I just finished reading Anita Shreve’s Fortune’s Rocks, which I picked up for two reasons. The first, because I enjoy Anita Shreve books as a rule (which is why I replicated her cover design on my web site). The bigger reason being that another writer told me this tale reminded them of my novel, FIVE DAYS, and so I was curious.
This story is about a fifteen-year-old girl in 1900, who has an affair with a forty-something-year-old married man with four children, who is a friend of her father. My first thought was, ewe…gross! There is no way I can possibly find myself rooting for this relationship…it is wrong in every way.
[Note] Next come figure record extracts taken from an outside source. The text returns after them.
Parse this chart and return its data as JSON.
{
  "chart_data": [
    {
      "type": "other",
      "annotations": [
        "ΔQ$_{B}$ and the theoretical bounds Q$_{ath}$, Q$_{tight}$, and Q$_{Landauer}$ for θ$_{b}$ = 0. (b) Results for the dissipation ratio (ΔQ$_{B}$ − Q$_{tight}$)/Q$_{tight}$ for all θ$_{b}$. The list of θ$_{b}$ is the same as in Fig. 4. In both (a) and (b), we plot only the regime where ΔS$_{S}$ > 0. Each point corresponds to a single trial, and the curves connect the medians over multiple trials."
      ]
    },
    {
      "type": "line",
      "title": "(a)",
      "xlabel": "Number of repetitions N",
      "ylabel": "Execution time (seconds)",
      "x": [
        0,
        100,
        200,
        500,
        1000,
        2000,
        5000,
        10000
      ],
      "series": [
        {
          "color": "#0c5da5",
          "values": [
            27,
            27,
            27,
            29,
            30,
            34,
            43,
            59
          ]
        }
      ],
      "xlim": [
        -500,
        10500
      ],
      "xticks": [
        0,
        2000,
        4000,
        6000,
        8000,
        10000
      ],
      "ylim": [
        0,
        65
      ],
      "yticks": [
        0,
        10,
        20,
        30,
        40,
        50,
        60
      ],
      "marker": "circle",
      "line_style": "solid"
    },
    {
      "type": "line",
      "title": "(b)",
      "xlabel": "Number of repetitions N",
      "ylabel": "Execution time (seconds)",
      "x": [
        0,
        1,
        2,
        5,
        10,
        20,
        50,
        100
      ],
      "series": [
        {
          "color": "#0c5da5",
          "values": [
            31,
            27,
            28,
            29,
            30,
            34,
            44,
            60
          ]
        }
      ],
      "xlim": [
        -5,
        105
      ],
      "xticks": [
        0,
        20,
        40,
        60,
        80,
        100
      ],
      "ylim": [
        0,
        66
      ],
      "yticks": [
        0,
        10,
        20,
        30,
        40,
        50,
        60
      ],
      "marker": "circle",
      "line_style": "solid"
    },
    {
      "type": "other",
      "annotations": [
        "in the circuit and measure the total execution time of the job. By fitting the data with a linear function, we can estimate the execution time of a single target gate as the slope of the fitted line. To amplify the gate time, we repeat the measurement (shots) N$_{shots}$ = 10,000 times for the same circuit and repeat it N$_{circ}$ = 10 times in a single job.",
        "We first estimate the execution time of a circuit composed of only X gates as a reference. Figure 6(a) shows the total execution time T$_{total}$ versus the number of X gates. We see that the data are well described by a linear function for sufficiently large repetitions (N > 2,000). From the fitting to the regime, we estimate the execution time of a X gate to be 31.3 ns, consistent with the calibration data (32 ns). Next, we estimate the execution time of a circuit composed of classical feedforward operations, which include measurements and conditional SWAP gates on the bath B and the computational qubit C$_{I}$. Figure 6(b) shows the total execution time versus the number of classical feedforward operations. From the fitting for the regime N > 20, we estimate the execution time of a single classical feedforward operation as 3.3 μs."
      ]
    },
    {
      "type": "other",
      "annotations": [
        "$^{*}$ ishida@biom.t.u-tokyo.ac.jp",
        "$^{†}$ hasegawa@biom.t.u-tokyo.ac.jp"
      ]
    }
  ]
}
I was a bit upset, even, that someone would think my book was like this. Yes, my story is about a married, older woman contemplating an affair with a younger man…but their age difference is about a dozen years, he’s a full-grown man…it’s different!
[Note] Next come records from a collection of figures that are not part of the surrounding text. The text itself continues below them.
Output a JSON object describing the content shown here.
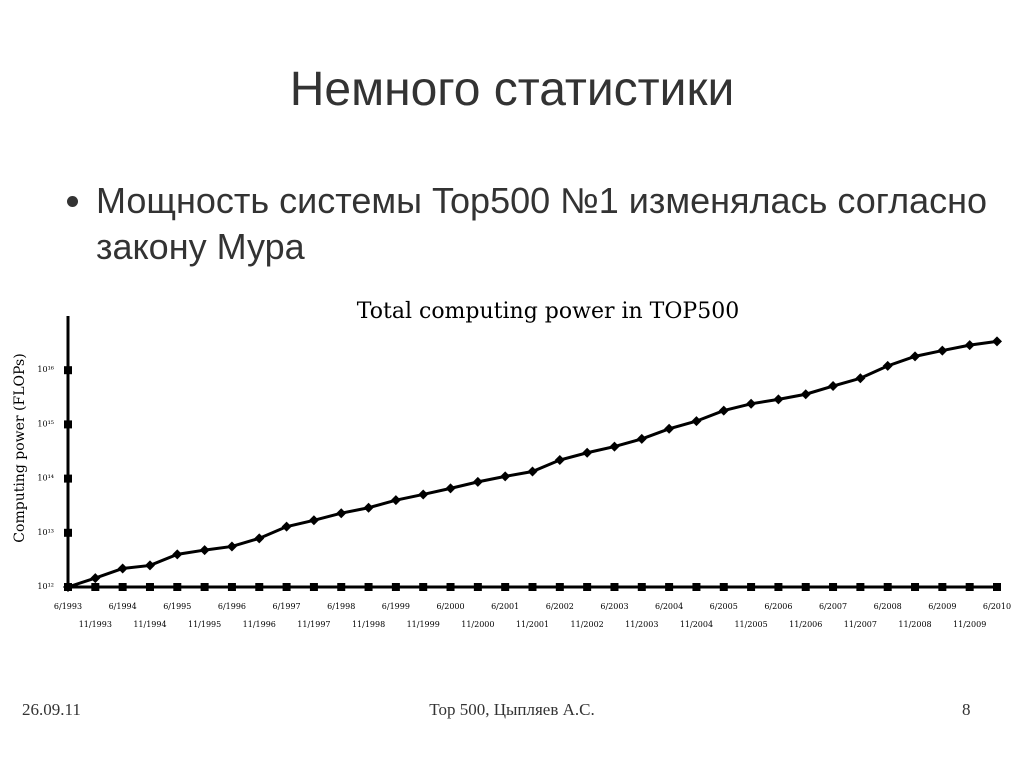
{
  "title": "Немного статистики",
  "bullet": "Мощность системы Top500 №1 изменялась согласно закону Мура",
  "footer": {
    "date": "26.09.11",
    "center": "Top 500, Цыпляев А.С.",
    "page": "8"
  },
  "chart_data": {
    "type": "line",
    "title": "Total computing power in TOP500",
    "y_label": "Computing power (FLOPs)",
    "log_y": true,
    "color": "#000000",
    "categories": [
      "6/1993",
      "11/1993",
      "6/1994",
      "11/1994",
      "6/1995",
      "11/1995",
      "6/1996",
      "11/1996",
      "6/1997",
      "11/1997",
      "6/1998",
      "11/1998",
      "6/1999",
      "11/1999",
      "6/2000",
      "11/2000",
      "6/2001",
      "11/2001",
      "6/2002",
      "11/2002",
      "6/2003",
      "11/2003",
      "6/2004",
      "11/2004",
      "6/2005",
      "11/2005",
      "6/2006",
      "11/2006",
      "6/2007",
      "11/2007",
      "6/2008",
      "11/2008",
      "6/2009",
      "11/2009",
      "6/2010"
    ],
    "values": [
      1000000000000.0,
      1460000000000.0,
      2200000000000.0,
      2500000000000.0,
      4000000000000.0,
      4800000000000.0,
      5600000000000.0,
      7900000000000.0,
      13000000000000.0,
      17000000000000.0,
      23000000000000.0,
      29000000000000.0,
      40000000000000.0,
      51000000000000.0,
      66000000000000.0,
      87000000000000.0,
      110000000000000.0,
      135000000000000.0,
      220000000000000.0,
      300000000000000.0,
      390000000000000.0,
      540000000000000.0,
      830000000000000.0,
      1150000000000000.0,
      1800000000000000.0,
      2400000000000000.0,
      2900000000000000.0,
      3600000000000000.0,
      5100000000000000.0,
      7100000000000000.0,
      1.2e+16,
      1.8e+16,
      2.3e+16,
      2.9e+16,
      3.4e+16
    ],
    "ylim": [
      1000000000000.0,
      1e+17
    ],
    "yticks": [
      {
        "value": 1000000000000.0,
        "label": "10¹²"
      },
      {
        "value": 10000000000000.0,
        "label": "10¹³"
      },
      {
        "value": 100000000000000.0,
        "label": "10¹⁴"
      },
      {
        "value": 1000000000000000.0,
        "label": "10¹⁵"
      },
      {
        "value": 1e+16,
        "label": "10¹⁶"
      }
    ]
  }
}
Yet the brilliance of Anita Shreve is that I found myself completely invested in their relationship, in the heartbreak of both of their characters and arc of the story. I believed they were in love. It didn’t seem wrong. I wanted them to be together and was sad for them when they weren’t.
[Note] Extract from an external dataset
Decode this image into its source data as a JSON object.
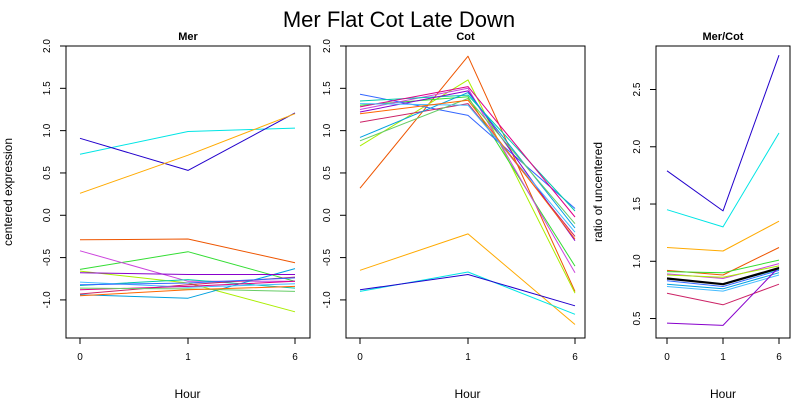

And then, I was momentarily touched that this friend had thought my story similar. I say momentarily because in the next moment, I was consumed with self-doubt and discouragement. Who do I think I am? I am no Anita Shreve! I cannot write sentences like, “For had not she and Haskell already entered into that dangerous state of thrall which may be called love or obsession or romance or simply delusion, depending upon one’s proximity to the event and one’s ability to believe in the notion that two souls which stir in the universe may be destined to meet and may be meant only for each other?” Beautiful! When I finished the book, I knew I was a sham, a wanna-be-writer. There are many times I am very aware of other writers being better than me, and usually it doesn’t bother me because they are telling very different stories in very different ways. But this is a similar story, and I am jealous of her skill in telling it.
This happens to me in my writing group as well, I must say. It happened to me at the Squaw Valley Writers Workshop. I feel like the last bench player…the worst player on a great team, which is okay sometimes because at least I made it onto the team…I’m good enough to be there, just not good enough to start, and always worried I’m about to get cut. Again, I’m usually fine with that. I’m grateful to have surrounded myself with talented, amazing writers who have already made me so much better than I was when I started this journey, unpracticed and untrained. And then there are these moments when the envy and doubt creep in and I am faced with the choice of continuing on my journey or giving up.
I’m proud of my choice to journey on. I will continue to learn from those better than I, in order to get better myself. I will continue to write, mostly because I love writing, but also because I love my stories. I will set aside the envy, which is not helpful, and focus on the appreciation I have for the talent of other writers and the inspiration I gain from them to tell my own stories as well as they deserve to be told.